This slow cooker 3-ingredient hot fudge pudding cake is exactly the kind of dessert that makes people swear you’ve been baking all day. My aunt served this at nearly every holiday dinner when I was growing up in the Midwest, and we all assumed it was some closely guarded, labor-intensive family recipe. Years later, she finally admitted the truth: it’s three pantry ingredients and a slow cooker doing all the work. The magic here is the self-saucing effect—while it cooks, a moist chocolate cake forms on top and a glossy hot fudge layer settles underneath, so you scoop straight from the crock into bowls with cake and sauce in every spoonful.
Serve this hot fudge pudding cake warm, straight from the slow cooker, spooned into small bowls or mugs so the cake and molten sauce stay together. A scoop of vanilla ice cream, lightly sweetened whipped cream, or a drizzle of cold heavy cream over the top gives a nice contrast to the warm chocolate. Coffee or espresso balances the richness, while a glass of cold milk is a nostalgic pairing. For a more festive presentation, sprinkle with a few chocolate shavings or crushed peppermint candies just before serving.
Slow Cooker 3-Ingredient Hot Fudge Pudding Cake
Servings: 8
Ingredients
1 (15.25 to 16 oz) box chocolate cake mix (any standard brand, regular or devil’s food)
1 (3.4 oz) box instant chocolate pudding mix (not cook-and-serve)
3 cups whole milk
Directions
Lightly coat the inside of a 4- to 6-quart slow cooker with nonstick cooking spray or a thin film of neutral oil to help prevent sticking and make cleanup easier.
In a large mixing bowl, whisk together the dry chocolate cake mix and the dry instant chocolate pudding mix until they are evenly combined and no streaks of lighter or darker powder remain.
Pour in the whole milk and whisk just until a smooth, thick batter forms and all of the dry mix is incorporated. The mixture will be looser than typical cake batter but thicker than standard pudding; avoid overmixing once it is smooth.
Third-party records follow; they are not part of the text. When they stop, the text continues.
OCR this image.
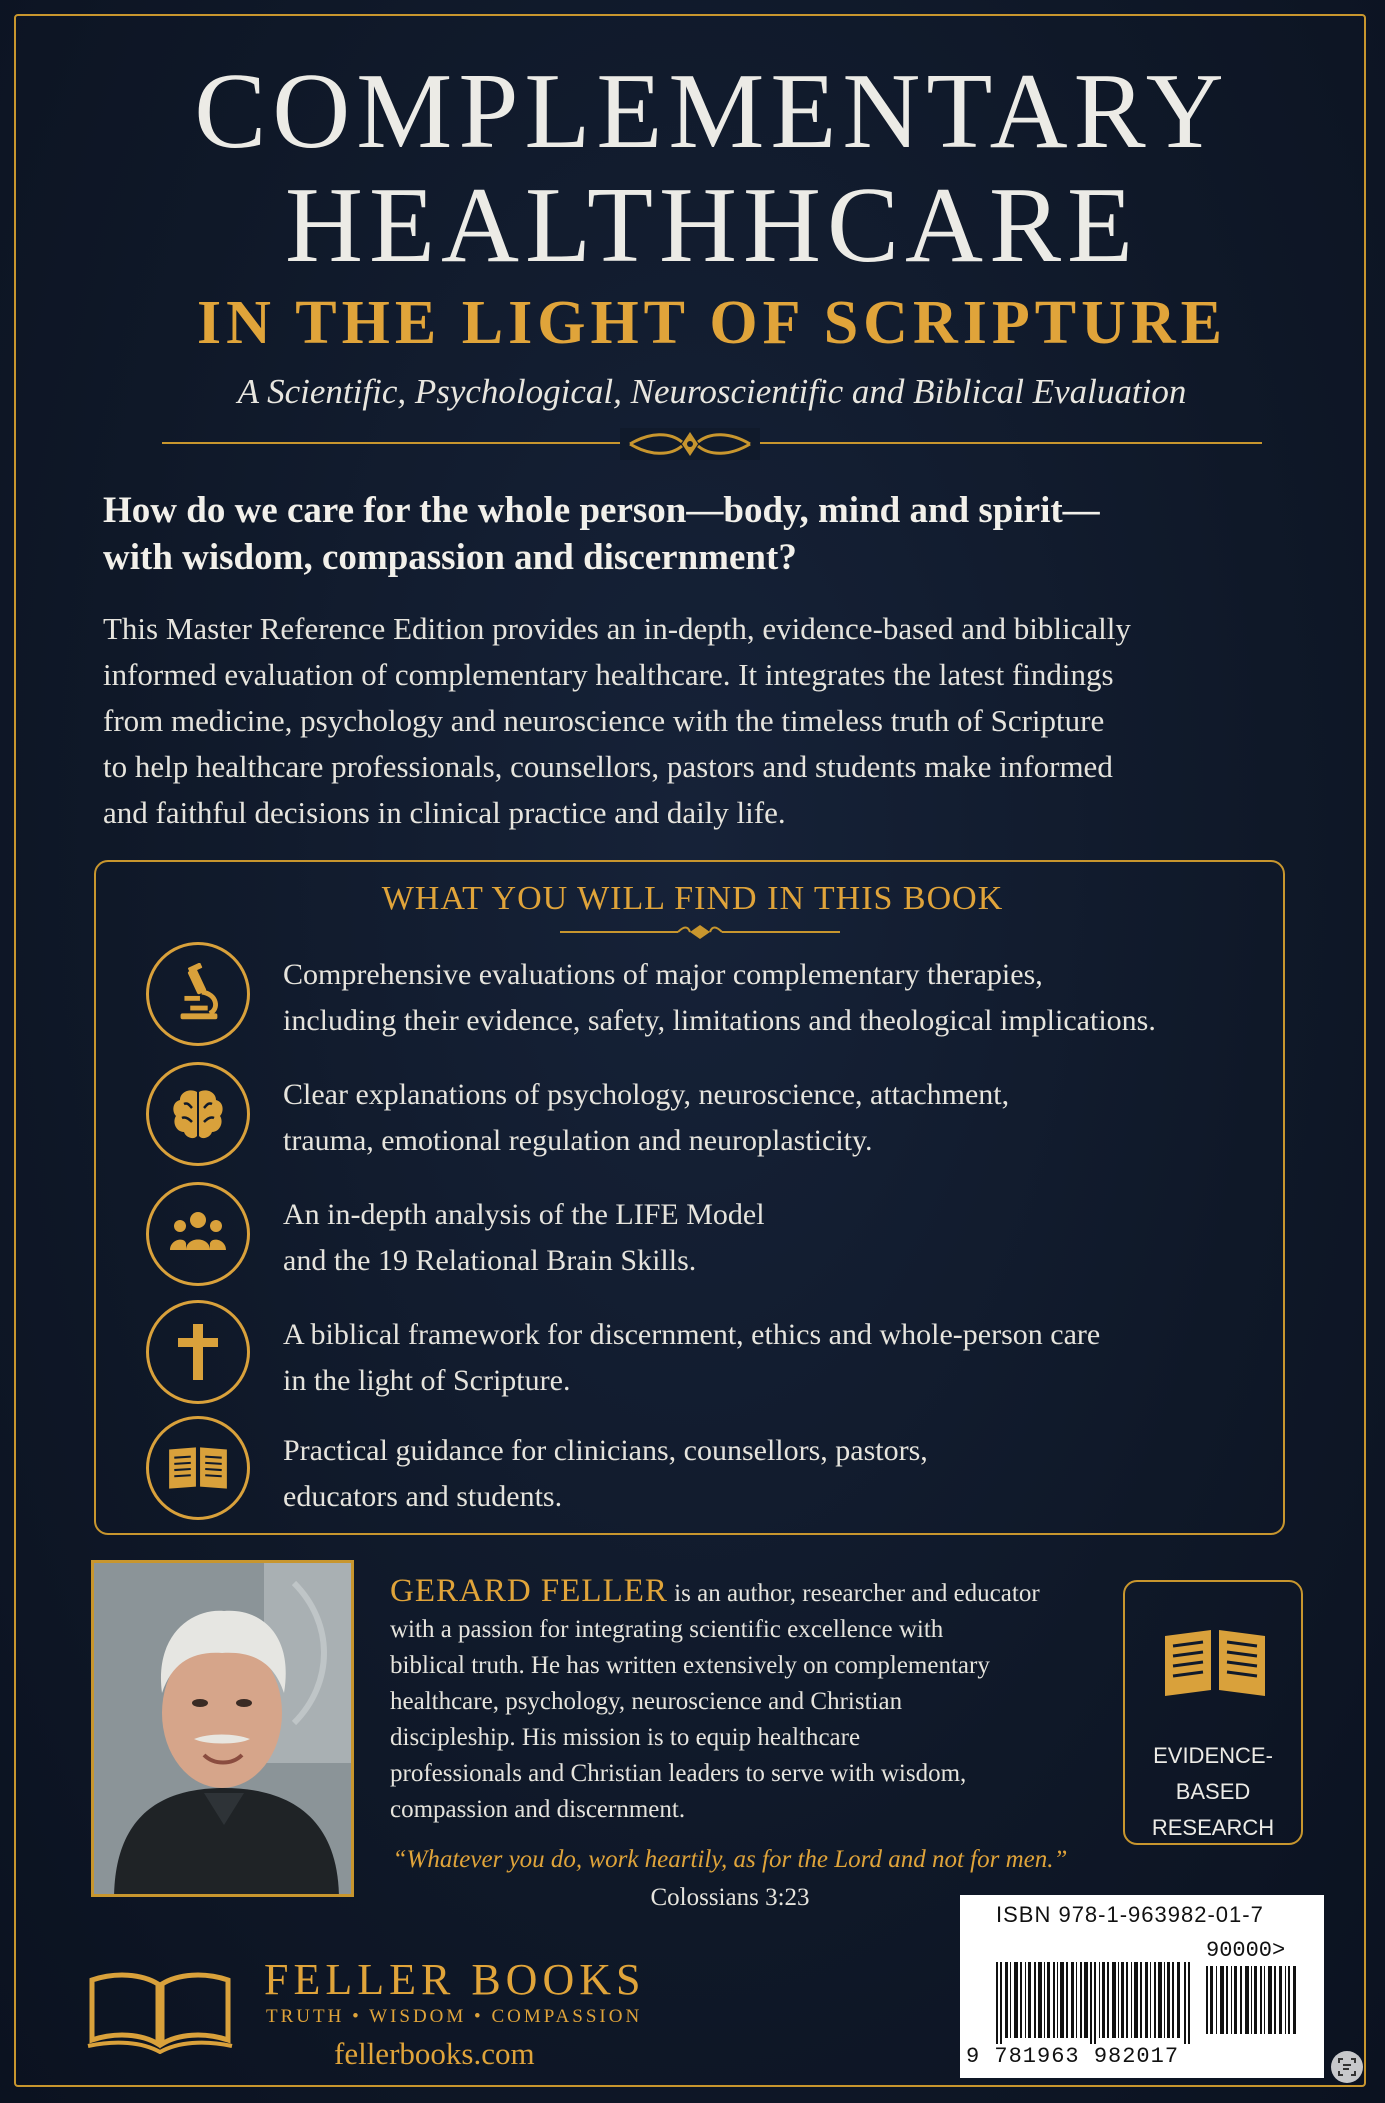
COMPLEMENTARY
HEALTHHCARE
IN THE LIGHT OF SCRIPTURE
A Scientific, Psychological, Neuroscientific and Biblical Evaluation
How do we care for the whole person—body, mind and spirit—
with wisdom, compassion and discernment?
This Master Reference Edition provides an in-depth, evidence-based and biblically
informed evaluation of complementary healthcare. It integrates the latest findings
from medicine, psychology and neuroscience with the timeless truth of Scripture
to help healthcare professionals, counsellors, pastors and students make informed
and faithful decisions in clinical practice and daily life.
WHAT YOU WILL FIND IN THIS BOOK
Comprehensive evaluations of major complementary therapies,
including their evidence, safety, limitations and theological implications.
Clear explanations of psychology, neuroscience, attachment,
trauma, emotional regulation and neuroplasticity.
An in-depth analysis of the LIFE Model
and the 19 Relational Brain Skills.
A biblical framework for discernment, ethics and whole-person care
in the light of Scripture.
Practical guidance for clinicians, counsellors, pastors,
educators and students.
GERARD FELLER is an author, researcher and educator
with a passion for integrating scientific excellence with
biblical truth. He has written extensively on complementary
healthcare, psychology, neuroscience and Christian
discipleship. His mission is to equip healthcare
professionals and Christian leaders to serve with wisdom,
compassion and discernment.
EVIDENCE-BASED
RESEARCH
“Whatever you do, work heartily, as for the Lord and not for men.”
Colossians 3:23
FELLER BOOKS
TRUTH • WISDOM • COMPASSION
fellerbooks.com
ISBN 978-1-963982-01-7
90000>
9 781963 982017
Pour the batter into the prepared slow cooker, scraping the bowl with a spatula so you get all of it into an even layer. The batter will look glossy and fairly fluid—this is what will create the cake layer on top and the hot fudge–style sauce underneath as it cooks.
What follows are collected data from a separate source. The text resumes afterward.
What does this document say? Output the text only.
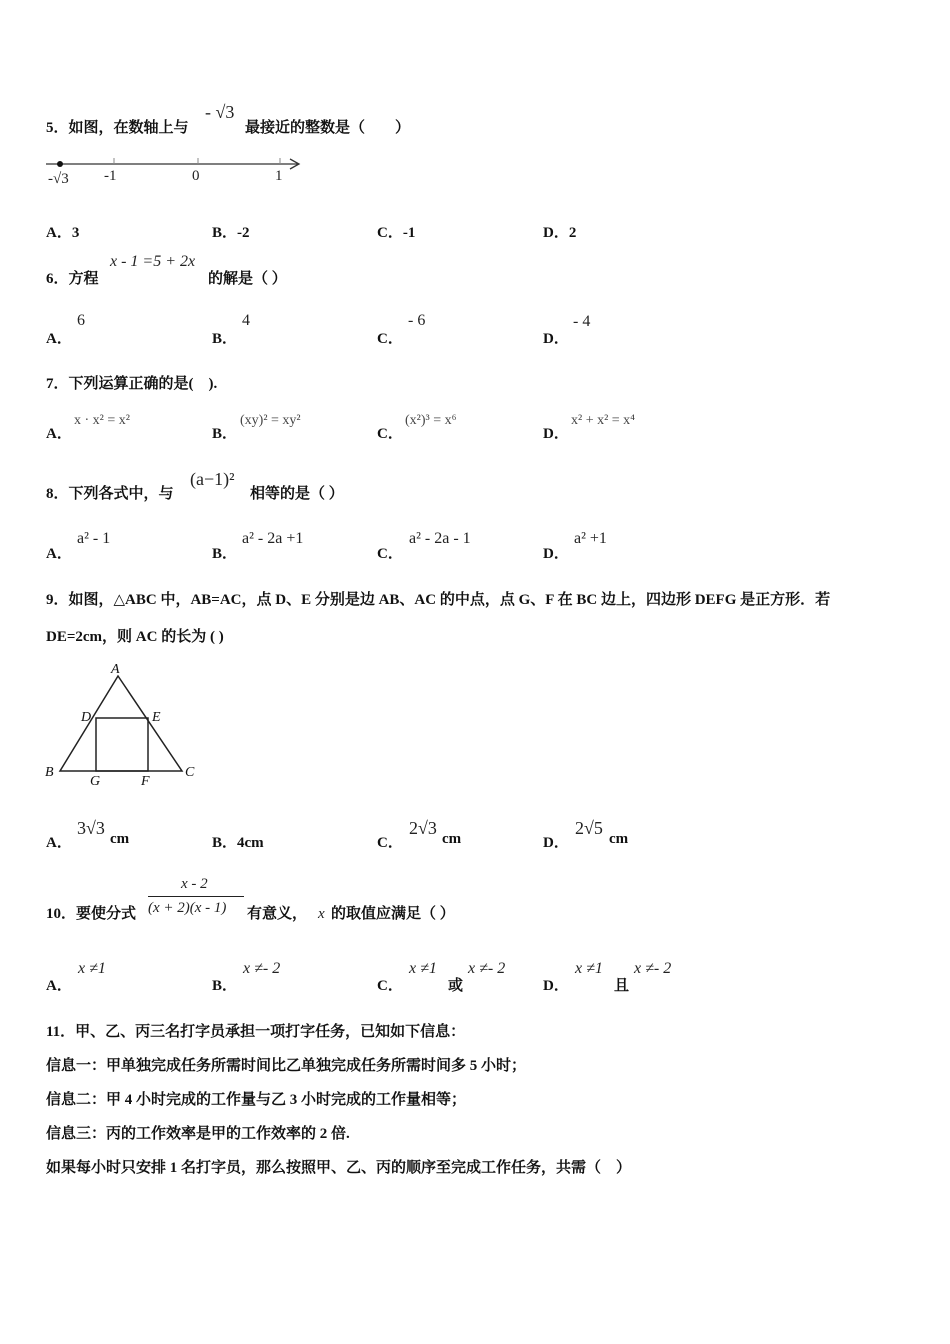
5．如图，在数轴上与
- √3
最接近的整数是（　　）
-√3 -1	0	1
A．3	B．-2	C．-1	D．2
6．方程
x - 1 =5 + 2x
的解是（ ）
A．
6
B．
4
C．
- 6
D．
- 4
7．下列运算正确的是(　).
A．
x · x² = x²
B．
(xy)² = xy²
C．
(x²)³ = x⁶
D．
x² + x² = x⁴
8．下列各式中，与
(a−1)²
相等的是（ ）
A．
a² - 1
B．
a² - 2a +1
C．
a² - 2a - 1
D．
a² +1
9．如图，△ABC 中，AB=AC，点 D、E 分别是边 AB、AC 的中点，点 G、F 在 BC 边上，四边形 DEFG 是正方形．若
DE=2cm，则 AC 的长为 ( )
A
D	E
B
G	F
C
A．
3√3
cm	B．4cm	C．
2√3
cm	D．
2√5
cm
10．要使分式
x - 2
(x + 2)(x - 1) 有意义， x 的取值应满足（ ）
A．
x ≠1
B．
x ≠- 2
C．
x ≠1
或
x ≠- 2
D．
x ≠1
且
x ≠- 2
11．甲、乙、丙三名打字员承担一项打字任务，已知如下信息：
信息一：甲单独完成任务所需时间比乙单独完成任务所需时间多 5 小时；
信息二：甲 4 小时完成的工作量与乙 3 小时完成的工作量相等；
信息三：丙的工作效率是甲的工作效率的 2 倍.
如果每小时只安排 1 名打字员，那么按照甲、乙、丙的顺序至完成工作任务，共需（　）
Cover the slow cooker with its lid and cook on HIGH for 2 to 2 1/2 hours, or until the top looks set around the edges and mostly set in the center but still slightly glossy and soft. The cake should feel springy at the edges when gently pressed, while a spoon inserted into the middle will reveal a thick, pudding-like fudge sauce underneath.
Once done, turn the slow cooker to WARM and let the pudding cake stand, covered, for 10 to 15 minutes. This brief rest allows the cake layer to finish setting while the sauce stays molten and glossy underneath.
To serve, use a large spoon to scoop down through the cake layer and into the sauce, lifting out portions that include both cake and hot fudge. Serve immediately in bowls, with optional ice cream or whipped cream if desired. Keep any remaining cake on WARM for up to 1 hour for ongoing serving, then cool and refrigerate leftovers.
Variations & Tips
Because this dessert is so simple, a few small tweaks can make it feel customized for different occasions. For a mocha version, replace 1/2 to 1 cup of the milk with strong brewed coffee (cooled) to deepen the chocolate flavor and add a subtle coffee note. For a holiday twist, use a chocolate fudge cake mix and stir 1/2 teaspoon peppermint extract into the batter, then garnish the finished dessert with crushed candy canes. If you’d like a bit of texture, sprinkle 1/2 to 3/4 cup chocolate chips, chopped chocolate, or toasted nuts over the batter in the slow cooker before cooking; they’ll melt into the sauce and add richness. You can also reduce the richness slightly by using 2% milk instead of whole; avoid fat-free milk, as it won’t give the same velvety sauce. To make individual servings, divide the batter among greased, heat-safe ramekins that fit in your slow cooker, add a little water to the bottom of the slow cooker, and cook on HIGH until set, checking earlier since smaller portions cook faster. For food safety, always use instant (not cook-and-serve) pudding mix as specified, and cook on HIGH until the cake is fully set at the edges and steaming hot in the center; the internal temperature of the cake portion should reach at least 160°F if you’re unsure. Do not leave the slow cooker on WARM for more than about 2 hours after cooking, and refrigerate leftovers within 2 hours of serving. Reheat portions gently in the microwave until hot throughout, adding a splash of milk or cream if the sauce has thickened too much.